When molecules in a mixture are very similar, direct quantification becomes difficult. This is a separating technology used to separate very similar molecules from a mixture and then quantify them accurately. It is a member of a group of technologies known as "CHROMATOGRAPHY".

In chromatography, the components are separated on the basis of their chemical composition and structure. Any molecule present in the mixture will have its own unique composition and structure and therefore will have different interaction with its surrounding. These interactions make them all move uniquely on the support provided to it. This support is known as "stationary phase" and the energy to move is provided by a liquid or a gas "mobile phase".

On the basis of the material being used as either phase, the chromatographic technique is titled accordingly.
- Use of paper as the stationary phase: paper chromatography
- Use of immobilized silica gel layer on a glass plate: Thin Layer Chromatography
- Use of volatile gases: Gas Chromatography

HPLC (High Performance Liquid Chromatography) is a mode of chromatography wherein the stationary phase is used in form of fine particles packed in a cylindrical column made up of inert material like stainless steel. Stationary phase adsorbs the analytes and holds them reversibly for particular time. All the molecules in the mixture will spend different time with different stationary phase and therefore come out at the end one by one. Adsorption being the base of separation, usage of fine particles offers more surface area for the molecules to interact with. The time that a molecule takes to travel from one end to other end of the stationary phase is known as the RETENTION TIME. Hence all molecules will display their own unique retention time for a particular stationary-mobile phase combination.

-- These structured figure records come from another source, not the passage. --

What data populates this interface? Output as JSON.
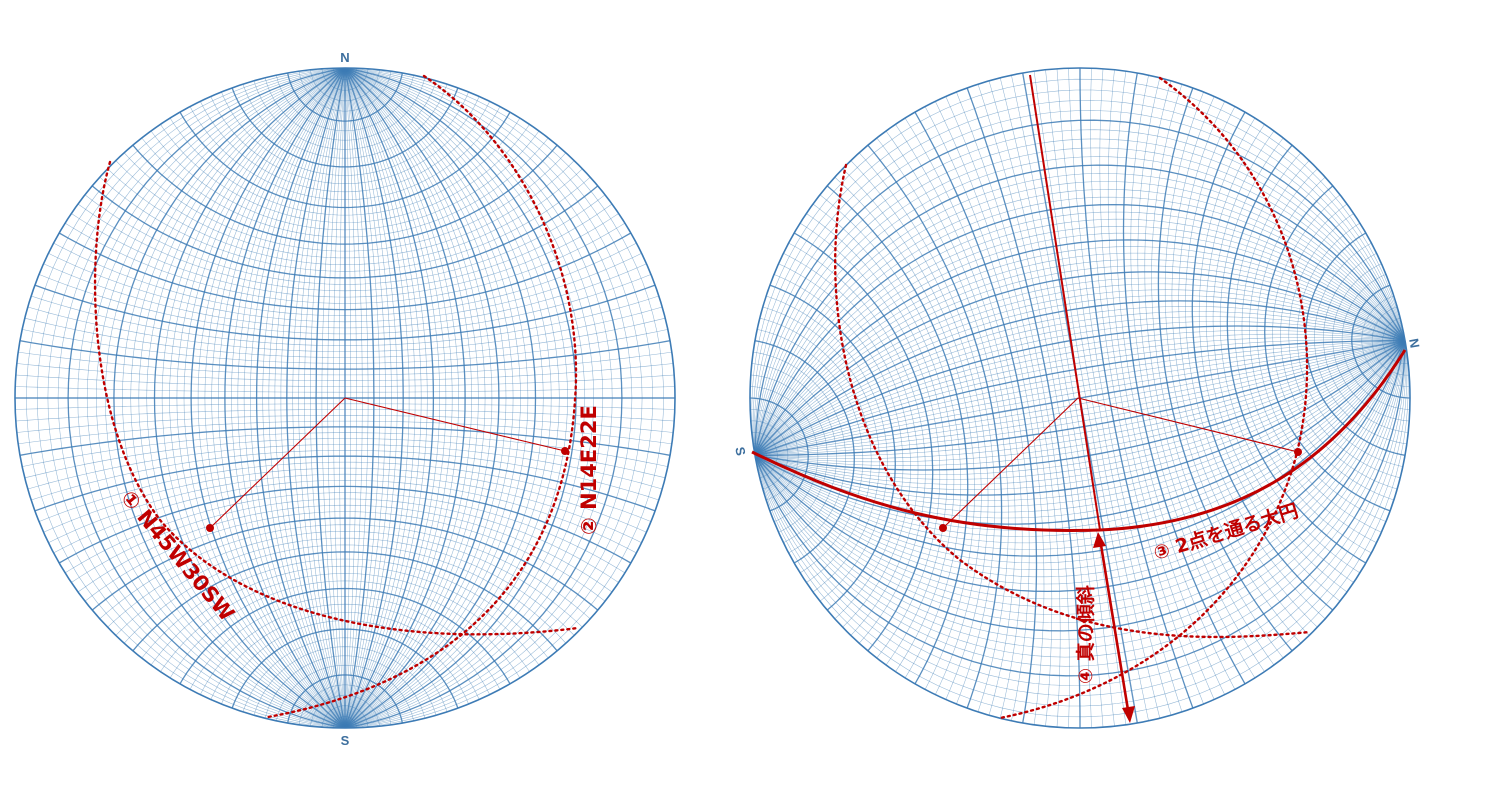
{
  "left_net": {
    "north_label": "N",
    "south_label": "S",
    "plane1_label": "① N45W30SW",
    "plane2_label": "② N14E22E"
  },
  "right_net": {
    "north_label": "N",
    "south_label": "S",
    "great_circle_label": "③ 2点を通る大円",
    "true_dip_label": "④ 真の傾斜"
  },
  "colors": {
    "grid": "#3d7bb5",
    "annotation": "#c00000",
    "background": "#ffffff"
  }
}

Selection of stationary phase and mobile phase is done on the basis of the molecule of interest to get optimum retention time. As a result, HPLC acquires a high degree of versatility not found in other chromatographic systems and it has the ability to easily separate a wide variety of chemical mixtures.

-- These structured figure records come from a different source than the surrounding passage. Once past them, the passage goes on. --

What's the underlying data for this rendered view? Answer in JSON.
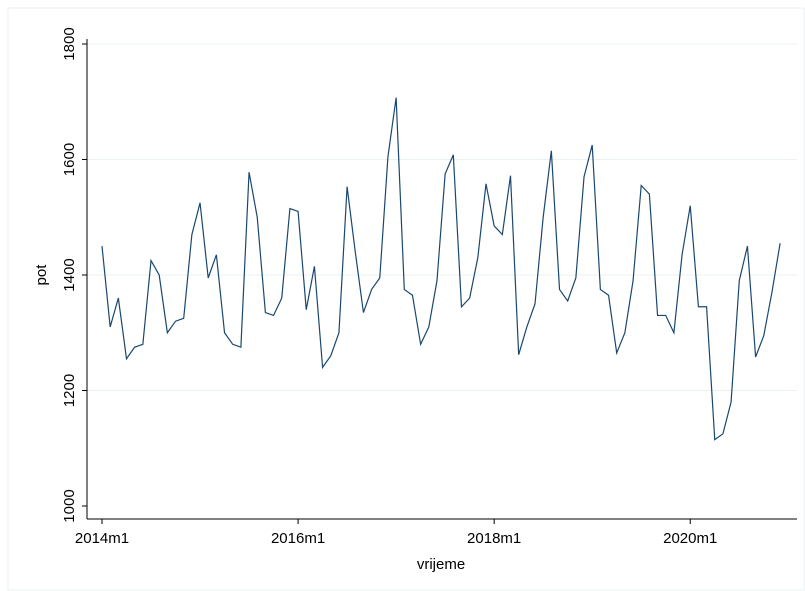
{
  "chart_data": {
    "type": "line",
    "xlabel": "vrijeme",
    "ylabel": "pot",
    "categories": [
      "2014m1",
      "2014m2",
      "2014m3",
      "2014m4",
      "2014m5",
      "2014m6",
      "2014m7",
      "2014m8",
      "2014m9",
      "2014m10",
      "2014m11",
      "2014m12",
      "2015m1",
      "2015m2",
      "2015m3",
      "2015m4",
      "2015m5",
      "2015m6",
      "2015m7",
      "2015m8",
      "2015m9",
      "2015m10",
      "2015m11",
      "2015m12",
      "2016m1",
      "2016m2",
      "2016m3",
      "2016m4",
      "2016m5",
      "2016m6",
      "2016m7",
      "2016m8",
      "2016m9",
      "2016m10",
      "2016m11",
      "2016m12",
      "2017m1",
      "2017m2",
      "2017m3",
      "2017m4",
      "2017m5",
      "2017m6",
      "2017m7",
      "2017m8",
      "2017m9",
      "2017m10",
      "2017m11",
      "2017m12",
      "2018m1",
      "2018m2",
      "2018m3",
      "2018m4",
      "2018m5",
      "2018m6",
      "2018m7",
      "2018m8",
      "2018m9",
      "2018m10",
      "2018m11",
      "2018m12",
      "2019m1",
      "2019m2",
      "2019m3",
      "2019m4",
      "2019m5",
      "2019m6",
      "2019m7",
      "2019m8",
      "2019m9",
      "2019m10",
      "2019m11",
      "2019m12",
      "2020m1",
      "2020m2",
      "2020m3",
      "2020m4",
      "2020m5",
      "2020m6",
      "2020m7",
      "2020m8",
      "2020m9",
      "2020m10",
      "2020m11",
      "2020m12"
    ],
    "values": [
      1450,
      1310,
      1360,
      1255,
      1275,
      1280,
      1425,
      1400,
      1300,
      1320,
      1325,
      1470,
      1525,
      1395,
      1435,
      1300,
      1280,
      1275,
      1578,
      1500,
      1335,
      1330,
      1360,
      1515,
      1510,
      1340,
      1415,
      1240,
      1260,
      1300,
      1553,
      1440,
      1335,
      1375,
      1395,
      1605,
      1707,
      1375,
      1365,
      1280,
      1310,
      1390,
      1575,
      1608,
      1345,
      1360,
      1430,
      1558,
      1485,
      1470,
      1572,
      1262,
      1310,
      1350,
      1500,
      1615,
      1375,
      1355,
      1395,
      1570,
      1625,
      1375,
      1365,
      1265,
      1300,
      1390,
      1555,
      1540,
      1330,
      1330,
      1300,
      1435,
      1520,
      1345,
      1345,
      1115,
      1125,
      1180,
      1390,
      1450,
      1258,
      1295,
      1370,
      1455
    ],
    "color": "#1a476f",
    "xticks": [
      "2014m1",
      "2016m1",
      "2018m1",
      "2020m1"
    ],
    "ylim": [
      1000,
      1800
    ],
    "yticks": [
      1000,
      1200,
      1400,
      1600,
      1800
    ],
    "grid": true
  }
}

Silicagel is the most frequently used adsorbent. The adsorbent is packed in a column. The density of the packing directly affects the resolution. Hence the HPLC columns are densely packed with the adsorbent to achieve significant degree of resolution. But very high density of packing demands for the mobile phase to be introduced at very high pressure to generate effective flow. So the technique is also sometimes named as HIGH PRESSURE LIQUID CHROMATOGRAPHY.

At the end of the column, a detector is kept. As the molecules come out from the end, the detector detects and gives signal. Till the molecules keeps traveling through the detector's path it keeps detecting it and gives a peak on CHROMATOGRAM. The peak area calculation quantifies the molecule of interest on the basis of standard values.

Remarkable interference can be observed by minor changes in the stationary and mobile phase composition, purity and/or density. Therefore it is must to get standard grade reagents for HPLC. Such quality control requirements makes HPLC a little expensive technology as compared to other similar technologies.